Naturally, I then had to make a decision as to what I should cut to make room for the Sowers. I knew it wouldn’t be Cryptic Command, Chameleon Colossus, Thoughtseize, Broken Ambitions, or Crib Swap. Basically none of the cards that have a good shot at stopping a Colossus are coming out in this matchup. That left Oona, Scarblade Elite, Wren’s Run Vanquisher, and Nameless Inversion.

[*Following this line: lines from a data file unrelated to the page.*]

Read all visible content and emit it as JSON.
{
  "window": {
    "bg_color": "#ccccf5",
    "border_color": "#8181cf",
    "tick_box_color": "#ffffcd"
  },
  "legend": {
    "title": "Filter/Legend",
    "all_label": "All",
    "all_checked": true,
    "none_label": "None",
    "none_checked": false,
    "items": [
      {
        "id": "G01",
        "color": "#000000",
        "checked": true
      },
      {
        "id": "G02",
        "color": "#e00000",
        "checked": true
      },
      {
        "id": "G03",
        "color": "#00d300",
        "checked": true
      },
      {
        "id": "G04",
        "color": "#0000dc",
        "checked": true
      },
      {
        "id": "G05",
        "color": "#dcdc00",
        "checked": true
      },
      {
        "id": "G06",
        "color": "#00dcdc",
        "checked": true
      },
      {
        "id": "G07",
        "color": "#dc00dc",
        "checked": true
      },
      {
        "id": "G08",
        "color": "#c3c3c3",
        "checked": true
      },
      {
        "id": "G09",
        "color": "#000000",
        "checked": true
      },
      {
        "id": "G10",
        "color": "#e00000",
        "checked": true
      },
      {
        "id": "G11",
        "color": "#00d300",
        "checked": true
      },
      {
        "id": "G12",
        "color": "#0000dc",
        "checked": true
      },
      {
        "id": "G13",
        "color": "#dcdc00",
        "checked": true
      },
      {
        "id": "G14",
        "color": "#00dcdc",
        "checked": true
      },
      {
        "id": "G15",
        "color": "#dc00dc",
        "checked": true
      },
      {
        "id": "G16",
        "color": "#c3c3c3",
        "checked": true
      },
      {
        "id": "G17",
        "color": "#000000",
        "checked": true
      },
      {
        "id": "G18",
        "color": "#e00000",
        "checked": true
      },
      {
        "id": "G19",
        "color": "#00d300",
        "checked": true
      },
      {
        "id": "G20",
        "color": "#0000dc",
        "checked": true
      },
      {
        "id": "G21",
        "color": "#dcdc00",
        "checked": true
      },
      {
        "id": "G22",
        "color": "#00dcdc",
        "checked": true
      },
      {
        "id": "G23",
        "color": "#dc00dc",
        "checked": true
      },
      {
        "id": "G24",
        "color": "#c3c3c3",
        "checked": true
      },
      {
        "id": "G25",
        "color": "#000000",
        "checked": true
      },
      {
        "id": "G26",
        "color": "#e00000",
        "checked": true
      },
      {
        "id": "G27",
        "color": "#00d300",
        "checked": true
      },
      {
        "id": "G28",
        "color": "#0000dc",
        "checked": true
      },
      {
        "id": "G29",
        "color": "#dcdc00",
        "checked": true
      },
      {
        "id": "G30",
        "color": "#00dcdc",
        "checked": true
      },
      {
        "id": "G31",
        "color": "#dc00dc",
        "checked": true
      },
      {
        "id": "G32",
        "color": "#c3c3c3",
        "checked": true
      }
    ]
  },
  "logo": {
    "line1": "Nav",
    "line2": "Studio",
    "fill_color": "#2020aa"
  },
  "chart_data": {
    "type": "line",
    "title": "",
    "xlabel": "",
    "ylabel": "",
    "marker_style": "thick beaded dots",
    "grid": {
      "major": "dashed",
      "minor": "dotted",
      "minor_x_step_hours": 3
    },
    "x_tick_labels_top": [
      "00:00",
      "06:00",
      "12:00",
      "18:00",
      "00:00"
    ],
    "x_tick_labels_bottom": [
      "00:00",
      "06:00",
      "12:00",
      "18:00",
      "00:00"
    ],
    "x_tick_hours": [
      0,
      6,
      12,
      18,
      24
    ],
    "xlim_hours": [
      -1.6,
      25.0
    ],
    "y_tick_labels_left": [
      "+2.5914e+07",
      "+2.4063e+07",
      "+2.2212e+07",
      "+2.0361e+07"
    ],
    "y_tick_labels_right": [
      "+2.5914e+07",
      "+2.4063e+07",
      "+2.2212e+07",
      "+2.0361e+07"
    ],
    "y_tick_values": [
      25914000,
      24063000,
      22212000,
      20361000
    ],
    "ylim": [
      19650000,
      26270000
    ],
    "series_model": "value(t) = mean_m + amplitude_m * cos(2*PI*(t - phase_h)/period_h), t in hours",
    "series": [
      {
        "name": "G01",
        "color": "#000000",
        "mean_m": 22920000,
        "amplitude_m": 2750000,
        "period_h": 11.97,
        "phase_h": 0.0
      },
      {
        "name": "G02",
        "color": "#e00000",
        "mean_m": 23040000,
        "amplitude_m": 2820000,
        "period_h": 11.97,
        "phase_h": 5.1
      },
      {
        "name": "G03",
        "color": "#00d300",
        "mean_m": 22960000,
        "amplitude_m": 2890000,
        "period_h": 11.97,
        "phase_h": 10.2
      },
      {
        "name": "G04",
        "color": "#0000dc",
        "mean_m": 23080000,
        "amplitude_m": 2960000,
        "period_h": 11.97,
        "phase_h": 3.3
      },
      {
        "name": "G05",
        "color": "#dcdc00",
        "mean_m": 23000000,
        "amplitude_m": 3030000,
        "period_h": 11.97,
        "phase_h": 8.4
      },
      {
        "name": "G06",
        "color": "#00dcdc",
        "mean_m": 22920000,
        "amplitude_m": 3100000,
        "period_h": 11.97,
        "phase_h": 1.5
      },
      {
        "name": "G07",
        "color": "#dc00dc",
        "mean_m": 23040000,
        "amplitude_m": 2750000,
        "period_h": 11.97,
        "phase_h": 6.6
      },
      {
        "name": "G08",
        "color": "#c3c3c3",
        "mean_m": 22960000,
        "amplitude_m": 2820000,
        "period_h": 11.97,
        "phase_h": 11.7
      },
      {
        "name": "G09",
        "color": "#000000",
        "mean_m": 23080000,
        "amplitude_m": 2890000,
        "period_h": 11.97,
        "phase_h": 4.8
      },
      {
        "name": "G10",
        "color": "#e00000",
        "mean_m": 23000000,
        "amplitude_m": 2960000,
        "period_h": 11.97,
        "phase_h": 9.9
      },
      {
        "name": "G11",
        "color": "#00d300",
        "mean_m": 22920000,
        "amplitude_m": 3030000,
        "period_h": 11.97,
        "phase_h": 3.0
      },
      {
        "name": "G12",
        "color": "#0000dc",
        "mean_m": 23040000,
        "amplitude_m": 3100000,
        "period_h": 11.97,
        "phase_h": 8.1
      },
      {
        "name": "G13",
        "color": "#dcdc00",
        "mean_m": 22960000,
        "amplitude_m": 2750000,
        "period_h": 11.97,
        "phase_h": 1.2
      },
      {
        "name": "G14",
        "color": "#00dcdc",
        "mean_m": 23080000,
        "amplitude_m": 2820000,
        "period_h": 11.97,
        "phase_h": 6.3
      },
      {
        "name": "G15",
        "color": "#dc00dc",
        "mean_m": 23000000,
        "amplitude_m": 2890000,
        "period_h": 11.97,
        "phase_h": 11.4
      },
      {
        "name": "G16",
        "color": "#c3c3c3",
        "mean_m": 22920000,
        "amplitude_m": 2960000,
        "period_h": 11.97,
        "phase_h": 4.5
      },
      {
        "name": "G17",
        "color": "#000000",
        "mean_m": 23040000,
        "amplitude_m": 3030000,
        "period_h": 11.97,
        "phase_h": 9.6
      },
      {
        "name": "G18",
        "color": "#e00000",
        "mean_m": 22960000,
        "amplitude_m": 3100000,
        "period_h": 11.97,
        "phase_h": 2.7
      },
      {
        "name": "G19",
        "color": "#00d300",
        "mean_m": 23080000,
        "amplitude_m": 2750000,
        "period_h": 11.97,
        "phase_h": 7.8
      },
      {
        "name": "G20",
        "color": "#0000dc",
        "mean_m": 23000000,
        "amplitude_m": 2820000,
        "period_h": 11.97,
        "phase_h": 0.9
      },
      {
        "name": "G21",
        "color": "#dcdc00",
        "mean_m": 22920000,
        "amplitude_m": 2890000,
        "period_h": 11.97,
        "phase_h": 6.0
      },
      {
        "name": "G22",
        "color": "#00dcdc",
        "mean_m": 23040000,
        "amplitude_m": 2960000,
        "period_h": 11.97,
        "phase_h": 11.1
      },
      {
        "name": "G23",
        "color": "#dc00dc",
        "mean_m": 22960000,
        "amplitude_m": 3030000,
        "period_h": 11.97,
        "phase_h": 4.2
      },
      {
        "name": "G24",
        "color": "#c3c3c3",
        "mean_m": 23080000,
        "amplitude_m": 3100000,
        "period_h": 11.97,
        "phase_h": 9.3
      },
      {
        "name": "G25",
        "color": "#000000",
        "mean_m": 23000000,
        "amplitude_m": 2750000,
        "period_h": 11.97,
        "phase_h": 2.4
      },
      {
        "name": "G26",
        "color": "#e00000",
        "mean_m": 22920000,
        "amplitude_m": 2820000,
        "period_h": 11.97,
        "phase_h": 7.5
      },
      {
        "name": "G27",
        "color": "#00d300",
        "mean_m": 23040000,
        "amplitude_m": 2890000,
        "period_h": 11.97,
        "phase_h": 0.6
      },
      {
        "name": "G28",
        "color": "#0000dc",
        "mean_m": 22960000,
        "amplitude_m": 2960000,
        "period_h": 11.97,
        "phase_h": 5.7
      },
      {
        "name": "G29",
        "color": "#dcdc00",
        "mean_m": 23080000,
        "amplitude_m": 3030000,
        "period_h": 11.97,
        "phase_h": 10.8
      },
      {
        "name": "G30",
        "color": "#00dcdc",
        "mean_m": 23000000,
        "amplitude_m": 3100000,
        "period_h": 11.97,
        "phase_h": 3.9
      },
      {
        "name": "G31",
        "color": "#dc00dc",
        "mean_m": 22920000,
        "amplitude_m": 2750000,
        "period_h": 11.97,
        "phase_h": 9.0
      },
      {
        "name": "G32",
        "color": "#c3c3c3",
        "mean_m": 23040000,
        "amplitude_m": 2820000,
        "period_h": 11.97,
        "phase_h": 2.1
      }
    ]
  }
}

If I cut Scarblades or Inversions, I remove 3 Elves from my deck, making Vanquisher unreliable; the choice is, therefore, Vanquisher by default.

Finally, I wanted the fourth Inversion help me save on my Crib Swaps by removing early Wolf-Skull Shamans (you really can’t just let that guy go unchecked from turn two) and to help power my lands and Scarblade Elite. If I remove 4 Doran and replace them with 2 Harbingers and an extra Inversion, I have only decreased my total Treefolk count by 1. Since I am boarding out 4 Vanquishers and only 1 Inversion in, my Elf count is going down by three, but then again my Faerie count is going up by 3 due to the addition of the Sowers. All in all, the Inversion helps me balance back out to 15 Elves, 13 Treefolk, and 15 Faeries.

So I’ve come full circle. I played in my first PTQ of the season with Counter Elves featuring Broken Ambitions, and it looks like I’ll be doing the same in the last. The list is vastly superior, including Doran, Scarblade Elite, and Crib Swap over Imperious Perfect, Leaf Gilder, and two very out-of-place Bitterblossoms. I now have access to Demigod of Revenge, Treefolk Harbinger, Wispmare, and Soul Snuffers post-board, where before I had only Shriekmaw and Stillmoon Cavalier. I like my chances a lot better this time around.

As many writers have said before, this might not be the optimal deck to play in a vacuum, but for me, and for this next tournament, I believe it’s the one that gives me the best shot at victory. I have lots of tricky, interactive cards at my disposal, I’m playing a deck that I know well, and I have no truly awful matchups that I am aware of. I’m no more thrilled to be paired against Faeries than anyone else is (Faeries players included), but though your mileage may vary, I personally like my chances of beating the Fae a lot better with Counter Elves than I do with Five-Color or Faeries itself.

To those of you with your final PTQ this weekend, good luck!